ランドルフは、世代が上の視聴者にもお馴染み、とはいえハリス副大統領の「肯定的なモノマネ」芸で有名であり、保守派としてはラフィンを追い払っても、似たような「嫌な奴」が来たということになるかもしれない。一方で、キャラクターの中にはLGBTQを入れるという説もある。
全体的にまだまだ現在進行形であり、もしかするとカールソン対M&M'sの泥仕合には、第2幕もあるかもしれない。それはともかく、この問題、いかにも分断の激しい米国の「病理」であるとか、食品メーカーまでが「政治的な正しさ」に振り回されるという米国市場の「面倒臭さ」という印象を与えるかもしれない。
だが、そう単純な問題とも言えない。今回の騒動には3つの背景が指摘できる。
行われていた企業の緻密な計算
1つは世代間の問題である。日本でも、地上波TV局や雑誌などの出版社が、ここへ来てマーケティングの主要な対象を、引退しつつある高齢世代より若者世代の掘り起こしにシフトを始めている。米国の場合は人口ピラミッドがかなり均一であり、ミレニアル世代に続いて、Z世代が消費市場の主役となりつつある。
M&M'sのような80年の歴史のあるブランドも、革新を続けなくては、こうした世代交代の流れに取り残されてしまう。そんな中で、カールソンの「売ったケンカ」をまるで買うかのように、一旦は「キャラクターの全面廃止」をチラつかせつつ、「スーパーボウルでのカムバック」などという派手な仕掛けを行っているのは、その全体が若者の注目を得るためのマーケティングであると言える。
カールソンの批判が「高齢の保守層」に媚びるものであるのはミエミエである以上、マース社としては、引くに引けない戦いであるとも言える。

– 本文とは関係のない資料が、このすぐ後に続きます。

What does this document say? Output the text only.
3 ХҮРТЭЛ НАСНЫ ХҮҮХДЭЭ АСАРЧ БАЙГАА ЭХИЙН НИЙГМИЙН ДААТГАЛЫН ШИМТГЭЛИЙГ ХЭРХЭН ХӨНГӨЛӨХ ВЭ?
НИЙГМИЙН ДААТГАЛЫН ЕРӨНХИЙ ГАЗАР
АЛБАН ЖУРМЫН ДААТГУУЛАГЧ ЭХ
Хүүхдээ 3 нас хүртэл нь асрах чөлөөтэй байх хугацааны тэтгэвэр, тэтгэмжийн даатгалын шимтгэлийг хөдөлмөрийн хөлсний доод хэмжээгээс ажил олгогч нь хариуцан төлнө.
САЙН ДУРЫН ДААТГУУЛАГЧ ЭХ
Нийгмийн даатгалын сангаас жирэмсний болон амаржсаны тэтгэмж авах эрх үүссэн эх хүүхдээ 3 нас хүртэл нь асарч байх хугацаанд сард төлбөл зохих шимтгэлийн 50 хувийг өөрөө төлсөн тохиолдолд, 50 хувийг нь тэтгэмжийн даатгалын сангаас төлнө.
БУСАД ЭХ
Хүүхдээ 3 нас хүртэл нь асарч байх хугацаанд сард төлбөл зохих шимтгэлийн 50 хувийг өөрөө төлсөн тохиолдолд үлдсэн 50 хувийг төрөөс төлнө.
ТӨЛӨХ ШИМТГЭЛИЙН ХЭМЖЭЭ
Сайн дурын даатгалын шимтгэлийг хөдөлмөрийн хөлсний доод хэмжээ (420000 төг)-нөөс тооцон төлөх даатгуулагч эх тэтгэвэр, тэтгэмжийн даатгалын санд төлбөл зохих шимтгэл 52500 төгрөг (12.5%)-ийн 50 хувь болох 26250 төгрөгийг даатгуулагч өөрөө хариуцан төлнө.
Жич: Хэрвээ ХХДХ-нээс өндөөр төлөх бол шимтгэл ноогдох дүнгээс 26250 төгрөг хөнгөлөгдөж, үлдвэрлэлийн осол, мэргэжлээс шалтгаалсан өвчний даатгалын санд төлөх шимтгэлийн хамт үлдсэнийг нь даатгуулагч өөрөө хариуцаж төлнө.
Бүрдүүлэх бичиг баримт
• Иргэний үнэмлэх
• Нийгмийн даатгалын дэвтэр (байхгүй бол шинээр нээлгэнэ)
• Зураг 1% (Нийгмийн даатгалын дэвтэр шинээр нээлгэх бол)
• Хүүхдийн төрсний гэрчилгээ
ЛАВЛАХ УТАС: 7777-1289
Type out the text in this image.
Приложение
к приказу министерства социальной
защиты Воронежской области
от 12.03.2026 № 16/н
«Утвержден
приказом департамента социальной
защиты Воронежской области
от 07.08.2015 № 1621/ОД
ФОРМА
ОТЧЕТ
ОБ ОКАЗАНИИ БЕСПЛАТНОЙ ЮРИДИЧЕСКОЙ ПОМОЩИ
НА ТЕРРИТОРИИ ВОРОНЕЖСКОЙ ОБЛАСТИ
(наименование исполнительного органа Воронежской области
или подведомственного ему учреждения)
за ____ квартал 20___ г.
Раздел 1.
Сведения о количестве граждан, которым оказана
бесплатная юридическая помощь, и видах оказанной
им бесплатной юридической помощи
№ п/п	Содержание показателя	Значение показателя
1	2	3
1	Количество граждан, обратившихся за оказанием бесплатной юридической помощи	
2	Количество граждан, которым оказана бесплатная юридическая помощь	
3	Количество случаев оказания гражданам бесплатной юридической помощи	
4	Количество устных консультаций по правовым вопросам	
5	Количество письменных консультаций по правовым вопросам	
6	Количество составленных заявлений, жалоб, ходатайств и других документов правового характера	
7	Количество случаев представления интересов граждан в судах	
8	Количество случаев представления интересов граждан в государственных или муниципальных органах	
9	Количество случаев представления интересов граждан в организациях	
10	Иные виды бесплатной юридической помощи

何故なら、チョコ市場の中でZ世代と高齢者のどちらが大事かということでは、明らかに若者を重視したいからであろう。
2つ目は、そのスーパーボウルの重要性だ。今年のスーパーボウルは、ほぼ100%ポストコロナの社会を達成した米国に取って、マーケティング上、極めて大きな位置づけとなっている。奇しくもその9日前の2月3日には、米国経済は1月の雇用統計において、3.4%という1969年以来という空前の「低失業率」を達成していることを示していた。
米連邦準備理事会(FRB)はインフレ退治のために、「不況入りも辞さず」という構えで利上げを続け、実際にハイテク系では大きなリストラも始まっていたのだが、この「低失業率」が示しているのは、米国の景気の底堅さである。このスーパーボウルの広告枠を使ったTV商戦の意味は、「不況へ向かうのか、それとも踏みとどまるのか」という意味でも、極めて大きい。
たかが菓子メーカーといえども、M&M'sを要するマーズ社にとって、このスーパーボウル商戦の位置づけは大きいに違いない。だからこそ、ここまでの仕掛けを仕込んだのであろう。
そんな中、スーパーボウルは、イーグルスとチーフスという、最も話題性のあるチーム同士の対決となった。とりわけ史上初のアフリカ系クオーターバック(QB)同士の対決となったことは大いに注目されている。国民的行事とも言えるハーフタイムショーは、アップル社が協賛してR&Bの新女王というべきバルバドス出身のリアーナが務める。
米プロフットボールリーグ(NFL)も時流に乗らねば生き残っていくことはできないわけで、巨大なカネがより若い世代向けのマーケティングに回っているのである。M&M'sとしては、これに乗らない訳には行かないというわけだ。